La jeune fille, d’une voix atone comme celle d’une ombre, répondit à l’interrogation mentale du comte:
«Dans le coffret de cèdre il y a un morceau de terre saupoudrée de sable fin sur lequel se voit l’empreinte d’un petit pied.»
—A-t-elle deviné juste?» dit le docteur négligemment et comme sûr de l’infaillibilité de sa somnambule.
Une éclatante rougeur couvrit les joues du comte. Il avait en effet, au premier temps de leurs amours, enlevé dans une allée d’un parc l’empreinte d’un pas de Prascovie, et il la gardait comme une relique au fond d’une boîte incrustée de nacre et d’argent, du plus précieux travail, dont il portait la clef microscopique suspendue à son cou par un jaseron de Venise.
M. Balthazar Cherbonneau, qui était un homme de bonne compagnie, voyant l’embarras du comte, n’insista pas et le conduisit à une table sur laquelle était posée une eau aussi claire que le diamant.

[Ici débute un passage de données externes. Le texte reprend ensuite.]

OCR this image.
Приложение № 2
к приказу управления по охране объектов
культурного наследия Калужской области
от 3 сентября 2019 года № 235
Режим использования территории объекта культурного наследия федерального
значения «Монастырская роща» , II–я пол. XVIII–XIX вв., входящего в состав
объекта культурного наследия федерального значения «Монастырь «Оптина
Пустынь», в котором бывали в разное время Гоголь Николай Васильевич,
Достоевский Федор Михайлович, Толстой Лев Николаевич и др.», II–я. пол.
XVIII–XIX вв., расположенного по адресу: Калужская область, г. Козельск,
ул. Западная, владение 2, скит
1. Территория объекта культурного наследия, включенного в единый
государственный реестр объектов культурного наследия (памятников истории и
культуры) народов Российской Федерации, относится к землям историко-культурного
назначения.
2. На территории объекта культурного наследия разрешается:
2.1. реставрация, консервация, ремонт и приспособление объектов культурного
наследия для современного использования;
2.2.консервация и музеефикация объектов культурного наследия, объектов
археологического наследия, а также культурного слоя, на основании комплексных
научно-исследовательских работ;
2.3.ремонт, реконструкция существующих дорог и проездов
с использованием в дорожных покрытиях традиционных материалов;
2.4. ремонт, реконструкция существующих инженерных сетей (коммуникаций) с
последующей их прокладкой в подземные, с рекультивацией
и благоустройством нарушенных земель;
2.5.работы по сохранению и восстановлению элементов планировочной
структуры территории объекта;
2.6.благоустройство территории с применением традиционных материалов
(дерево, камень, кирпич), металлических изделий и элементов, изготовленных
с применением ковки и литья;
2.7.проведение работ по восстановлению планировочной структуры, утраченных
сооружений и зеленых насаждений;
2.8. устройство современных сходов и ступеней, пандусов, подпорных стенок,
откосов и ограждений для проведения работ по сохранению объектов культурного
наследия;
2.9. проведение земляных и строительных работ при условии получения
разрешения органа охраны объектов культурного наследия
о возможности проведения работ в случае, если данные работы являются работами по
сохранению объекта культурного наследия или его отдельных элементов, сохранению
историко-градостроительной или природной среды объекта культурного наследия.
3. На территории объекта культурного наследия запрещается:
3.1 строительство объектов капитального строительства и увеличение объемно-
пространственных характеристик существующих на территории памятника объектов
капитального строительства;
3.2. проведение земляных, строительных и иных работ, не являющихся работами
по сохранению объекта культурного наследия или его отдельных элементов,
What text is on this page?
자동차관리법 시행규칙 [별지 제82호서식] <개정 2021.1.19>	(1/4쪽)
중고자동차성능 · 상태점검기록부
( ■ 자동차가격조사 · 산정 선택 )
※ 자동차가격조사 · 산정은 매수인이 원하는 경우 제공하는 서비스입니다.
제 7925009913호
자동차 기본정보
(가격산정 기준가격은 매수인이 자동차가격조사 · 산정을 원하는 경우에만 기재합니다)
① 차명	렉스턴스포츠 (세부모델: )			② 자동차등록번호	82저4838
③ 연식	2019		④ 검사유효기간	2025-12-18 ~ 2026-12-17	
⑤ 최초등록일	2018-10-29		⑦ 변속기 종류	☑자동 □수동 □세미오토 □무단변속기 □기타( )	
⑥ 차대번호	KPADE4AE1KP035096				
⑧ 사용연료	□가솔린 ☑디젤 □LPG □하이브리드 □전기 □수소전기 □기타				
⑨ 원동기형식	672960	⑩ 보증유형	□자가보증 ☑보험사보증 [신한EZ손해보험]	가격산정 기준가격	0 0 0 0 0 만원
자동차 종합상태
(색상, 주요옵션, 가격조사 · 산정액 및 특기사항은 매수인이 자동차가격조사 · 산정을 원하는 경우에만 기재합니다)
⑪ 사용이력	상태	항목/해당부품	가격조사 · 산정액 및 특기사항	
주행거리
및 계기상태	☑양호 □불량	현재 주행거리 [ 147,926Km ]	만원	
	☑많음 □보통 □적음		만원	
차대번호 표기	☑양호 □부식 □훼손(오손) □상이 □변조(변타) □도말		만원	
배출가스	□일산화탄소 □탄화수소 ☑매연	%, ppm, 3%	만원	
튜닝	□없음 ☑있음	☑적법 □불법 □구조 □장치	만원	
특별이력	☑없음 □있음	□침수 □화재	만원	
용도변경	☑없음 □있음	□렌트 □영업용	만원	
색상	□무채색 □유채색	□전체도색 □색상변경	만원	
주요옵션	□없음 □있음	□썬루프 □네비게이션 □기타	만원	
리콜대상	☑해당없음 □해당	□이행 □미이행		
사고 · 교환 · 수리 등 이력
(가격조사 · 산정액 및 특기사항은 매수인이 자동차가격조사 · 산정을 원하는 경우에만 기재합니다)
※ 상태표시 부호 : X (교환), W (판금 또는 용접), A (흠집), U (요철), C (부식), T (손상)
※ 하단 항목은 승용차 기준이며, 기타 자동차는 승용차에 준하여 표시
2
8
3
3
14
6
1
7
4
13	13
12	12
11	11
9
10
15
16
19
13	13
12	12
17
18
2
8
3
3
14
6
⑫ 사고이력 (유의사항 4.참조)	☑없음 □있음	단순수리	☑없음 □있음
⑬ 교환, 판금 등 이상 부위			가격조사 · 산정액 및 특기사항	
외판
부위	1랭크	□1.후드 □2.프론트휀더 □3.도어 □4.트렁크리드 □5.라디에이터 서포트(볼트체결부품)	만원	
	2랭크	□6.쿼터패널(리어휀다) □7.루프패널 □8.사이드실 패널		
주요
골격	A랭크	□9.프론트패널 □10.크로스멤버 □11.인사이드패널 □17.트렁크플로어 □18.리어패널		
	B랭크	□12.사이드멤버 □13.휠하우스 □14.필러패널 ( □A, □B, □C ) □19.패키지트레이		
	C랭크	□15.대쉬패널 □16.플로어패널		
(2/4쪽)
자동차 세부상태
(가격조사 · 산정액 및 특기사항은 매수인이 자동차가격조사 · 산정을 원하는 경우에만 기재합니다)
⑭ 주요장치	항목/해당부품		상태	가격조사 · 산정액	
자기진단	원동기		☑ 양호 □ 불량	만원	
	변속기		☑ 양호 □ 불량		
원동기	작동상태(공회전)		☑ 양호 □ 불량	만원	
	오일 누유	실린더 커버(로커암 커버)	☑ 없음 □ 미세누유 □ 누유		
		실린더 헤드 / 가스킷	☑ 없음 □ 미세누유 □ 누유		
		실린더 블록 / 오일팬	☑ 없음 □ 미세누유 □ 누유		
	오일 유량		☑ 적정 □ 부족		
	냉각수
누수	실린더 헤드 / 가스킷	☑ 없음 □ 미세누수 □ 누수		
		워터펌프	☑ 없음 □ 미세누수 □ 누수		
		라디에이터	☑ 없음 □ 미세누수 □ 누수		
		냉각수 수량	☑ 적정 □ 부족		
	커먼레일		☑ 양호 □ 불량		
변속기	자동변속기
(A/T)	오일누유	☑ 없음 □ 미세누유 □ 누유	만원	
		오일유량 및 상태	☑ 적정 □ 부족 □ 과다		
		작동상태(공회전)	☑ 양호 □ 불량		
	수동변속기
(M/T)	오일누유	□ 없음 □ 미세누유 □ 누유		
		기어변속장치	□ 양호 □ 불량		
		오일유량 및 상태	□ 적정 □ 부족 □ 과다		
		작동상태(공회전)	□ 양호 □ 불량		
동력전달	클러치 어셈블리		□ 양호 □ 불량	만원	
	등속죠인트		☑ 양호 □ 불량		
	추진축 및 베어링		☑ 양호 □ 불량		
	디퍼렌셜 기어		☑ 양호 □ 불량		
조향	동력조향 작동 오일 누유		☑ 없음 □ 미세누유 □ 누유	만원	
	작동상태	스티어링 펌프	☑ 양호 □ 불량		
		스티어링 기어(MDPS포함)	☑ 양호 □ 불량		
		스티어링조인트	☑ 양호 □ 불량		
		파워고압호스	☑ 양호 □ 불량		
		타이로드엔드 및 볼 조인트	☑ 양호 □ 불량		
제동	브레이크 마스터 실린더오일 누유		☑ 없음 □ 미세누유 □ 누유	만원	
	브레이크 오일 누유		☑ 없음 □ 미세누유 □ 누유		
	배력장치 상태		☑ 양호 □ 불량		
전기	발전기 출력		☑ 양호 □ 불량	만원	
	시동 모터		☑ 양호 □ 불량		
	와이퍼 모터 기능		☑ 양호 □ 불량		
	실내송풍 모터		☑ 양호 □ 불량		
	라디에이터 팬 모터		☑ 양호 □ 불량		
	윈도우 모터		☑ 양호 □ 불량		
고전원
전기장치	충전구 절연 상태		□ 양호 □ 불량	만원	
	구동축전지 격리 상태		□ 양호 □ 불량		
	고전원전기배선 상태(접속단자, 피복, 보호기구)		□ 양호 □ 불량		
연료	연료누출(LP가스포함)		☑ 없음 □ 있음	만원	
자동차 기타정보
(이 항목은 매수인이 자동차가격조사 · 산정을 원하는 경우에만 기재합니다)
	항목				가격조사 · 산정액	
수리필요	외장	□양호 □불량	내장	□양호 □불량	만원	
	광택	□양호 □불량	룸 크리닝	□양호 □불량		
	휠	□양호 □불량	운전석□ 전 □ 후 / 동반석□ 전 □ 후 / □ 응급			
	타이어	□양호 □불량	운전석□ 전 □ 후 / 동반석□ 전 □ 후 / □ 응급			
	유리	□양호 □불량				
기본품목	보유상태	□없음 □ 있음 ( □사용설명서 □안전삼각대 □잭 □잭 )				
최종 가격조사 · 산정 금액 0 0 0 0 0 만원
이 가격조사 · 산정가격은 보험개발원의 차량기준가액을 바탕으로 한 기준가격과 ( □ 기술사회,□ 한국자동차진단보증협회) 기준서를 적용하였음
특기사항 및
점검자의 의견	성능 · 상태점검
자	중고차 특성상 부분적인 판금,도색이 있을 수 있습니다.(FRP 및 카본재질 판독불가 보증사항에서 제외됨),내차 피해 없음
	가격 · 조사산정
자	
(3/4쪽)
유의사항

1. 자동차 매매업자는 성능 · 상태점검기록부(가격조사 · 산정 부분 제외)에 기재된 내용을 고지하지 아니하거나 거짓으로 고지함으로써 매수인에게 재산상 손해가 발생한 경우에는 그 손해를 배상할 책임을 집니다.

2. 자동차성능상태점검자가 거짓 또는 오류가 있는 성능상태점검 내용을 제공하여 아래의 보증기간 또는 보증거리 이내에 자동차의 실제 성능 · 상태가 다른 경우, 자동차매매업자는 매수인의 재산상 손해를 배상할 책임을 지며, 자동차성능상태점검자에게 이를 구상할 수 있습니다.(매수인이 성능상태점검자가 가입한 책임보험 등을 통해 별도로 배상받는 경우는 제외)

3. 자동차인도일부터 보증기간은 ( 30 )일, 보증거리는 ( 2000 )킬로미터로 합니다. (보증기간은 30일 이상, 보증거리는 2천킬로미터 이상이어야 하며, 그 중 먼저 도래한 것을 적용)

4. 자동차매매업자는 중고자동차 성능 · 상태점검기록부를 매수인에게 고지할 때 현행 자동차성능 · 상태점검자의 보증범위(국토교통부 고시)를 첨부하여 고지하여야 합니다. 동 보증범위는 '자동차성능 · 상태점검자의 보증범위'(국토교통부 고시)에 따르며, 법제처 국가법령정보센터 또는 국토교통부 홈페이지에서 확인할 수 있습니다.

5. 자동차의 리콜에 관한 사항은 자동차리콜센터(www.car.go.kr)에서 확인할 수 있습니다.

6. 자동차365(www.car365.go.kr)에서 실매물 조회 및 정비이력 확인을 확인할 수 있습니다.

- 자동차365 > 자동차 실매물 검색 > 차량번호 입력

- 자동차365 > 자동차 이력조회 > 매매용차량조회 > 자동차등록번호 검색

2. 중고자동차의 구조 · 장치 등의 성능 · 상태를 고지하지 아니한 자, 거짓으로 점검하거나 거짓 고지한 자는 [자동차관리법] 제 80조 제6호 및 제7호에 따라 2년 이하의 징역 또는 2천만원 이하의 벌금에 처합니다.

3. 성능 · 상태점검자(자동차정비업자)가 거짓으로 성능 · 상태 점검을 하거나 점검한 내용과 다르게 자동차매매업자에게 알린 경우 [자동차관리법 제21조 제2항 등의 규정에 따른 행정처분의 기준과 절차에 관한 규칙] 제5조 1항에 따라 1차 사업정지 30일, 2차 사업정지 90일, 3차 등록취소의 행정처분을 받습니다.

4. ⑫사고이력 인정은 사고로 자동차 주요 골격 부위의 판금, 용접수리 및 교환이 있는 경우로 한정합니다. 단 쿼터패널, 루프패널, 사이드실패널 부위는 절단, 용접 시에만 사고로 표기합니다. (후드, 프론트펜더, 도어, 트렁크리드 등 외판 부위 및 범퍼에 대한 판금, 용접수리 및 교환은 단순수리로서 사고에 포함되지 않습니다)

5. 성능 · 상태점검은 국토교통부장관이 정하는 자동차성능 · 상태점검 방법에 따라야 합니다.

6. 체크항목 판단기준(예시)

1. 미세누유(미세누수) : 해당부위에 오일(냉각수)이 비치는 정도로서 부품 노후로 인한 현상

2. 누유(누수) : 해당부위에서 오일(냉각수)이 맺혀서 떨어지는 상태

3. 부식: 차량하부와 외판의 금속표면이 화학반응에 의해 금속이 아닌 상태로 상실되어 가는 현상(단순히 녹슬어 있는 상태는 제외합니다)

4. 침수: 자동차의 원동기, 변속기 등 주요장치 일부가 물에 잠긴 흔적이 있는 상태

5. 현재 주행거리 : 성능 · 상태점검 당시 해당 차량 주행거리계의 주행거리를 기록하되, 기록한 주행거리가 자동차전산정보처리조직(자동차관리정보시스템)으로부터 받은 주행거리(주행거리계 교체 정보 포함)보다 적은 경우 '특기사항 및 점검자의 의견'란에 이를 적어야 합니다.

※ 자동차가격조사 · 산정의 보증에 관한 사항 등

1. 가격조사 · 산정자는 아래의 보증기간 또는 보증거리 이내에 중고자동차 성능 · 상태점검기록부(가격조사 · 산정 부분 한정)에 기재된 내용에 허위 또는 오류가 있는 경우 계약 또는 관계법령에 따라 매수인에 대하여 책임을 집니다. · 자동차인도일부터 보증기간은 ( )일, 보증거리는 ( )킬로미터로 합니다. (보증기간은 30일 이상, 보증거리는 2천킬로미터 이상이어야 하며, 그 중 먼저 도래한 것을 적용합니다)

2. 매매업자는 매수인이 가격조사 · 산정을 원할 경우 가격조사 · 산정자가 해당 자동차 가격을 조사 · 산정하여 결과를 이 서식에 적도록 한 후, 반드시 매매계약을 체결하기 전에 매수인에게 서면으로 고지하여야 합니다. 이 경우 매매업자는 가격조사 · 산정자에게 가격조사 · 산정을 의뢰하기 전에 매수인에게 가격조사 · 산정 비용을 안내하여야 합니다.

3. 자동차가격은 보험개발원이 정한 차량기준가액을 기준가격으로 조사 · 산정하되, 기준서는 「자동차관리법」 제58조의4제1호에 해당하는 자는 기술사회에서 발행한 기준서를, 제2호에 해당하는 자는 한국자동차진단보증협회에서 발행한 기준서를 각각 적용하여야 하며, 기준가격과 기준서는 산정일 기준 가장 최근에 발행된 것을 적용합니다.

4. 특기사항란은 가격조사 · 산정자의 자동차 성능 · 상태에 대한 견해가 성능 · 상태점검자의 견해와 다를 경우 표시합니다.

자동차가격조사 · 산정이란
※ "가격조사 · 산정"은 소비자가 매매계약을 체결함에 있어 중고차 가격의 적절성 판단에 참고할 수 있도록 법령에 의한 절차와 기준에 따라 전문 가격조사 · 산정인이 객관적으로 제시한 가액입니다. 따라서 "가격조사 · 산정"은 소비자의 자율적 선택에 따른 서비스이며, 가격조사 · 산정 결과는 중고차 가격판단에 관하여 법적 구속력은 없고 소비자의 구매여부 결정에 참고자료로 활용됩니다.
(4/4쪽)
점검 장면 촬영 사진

«Vous avez sans doute entendu parler du miroir magique où Méphistophélès fait voir à Faust l’image d’Hélène; sans avoir un pied de cheval dans mon bas de soie et deux plumes de coq à mon chapeau, je puis vous régaler de cet innocent prodige. Penchez-vous sur cette coupe et pensez fixement à la personne que vous désirez faire apparaître; vivante ou morte, lointaine ou rapprochée, elle viendra à votre appel, du bout du monde ou des profondeurs de l’histoire.»
Le comte s’inclina sur la coupe, dont l’eau se troubla bientôt sous son regard et prit des teintes opalines, comme si l’on y eût versé une goutte d’essence; un cercle irisé des couleurs du prisme couronna les bords du vase, encadrant le tableau qui s’ébauchait déjà sous le nuage blanchâtre.
Le brouillard se dissipa.—Une jeune femme en peignoir de dentelles, aux yeux vert de mer, aux cheveux d’or crespelés, laissant errer comme des papillons blancs ses belles mains distraites sur l’ivoire du clavier, se dessina ainsi que sous une glace au fond de l’eau redevenue transparente, avec une perfection si merveilleuse qu’elle eût fait mourir tous les peintres de désespoir:—c’était Prascovie Labinska, qui, sans le savoir, obéissait à l’évocation passionnée du comte.
«Et maintenant passons à quelque chose de plus curieux,» dit le docteur en prenant la main du comte et en la posant sur une des tiges de fer du baquet mesmérique. Olaf n’eut pas plutôt touché le métal chargé d’un magnétisme fulgurant, qu’il tomba comme foudroyé.
Le docteur le prit dans ses bras, l’enleva comme une plume, le posa sur un divan, sonna, et dit au domestique qui parut au seuil de la porte:
«Allez chercher M. Octave de Saville.»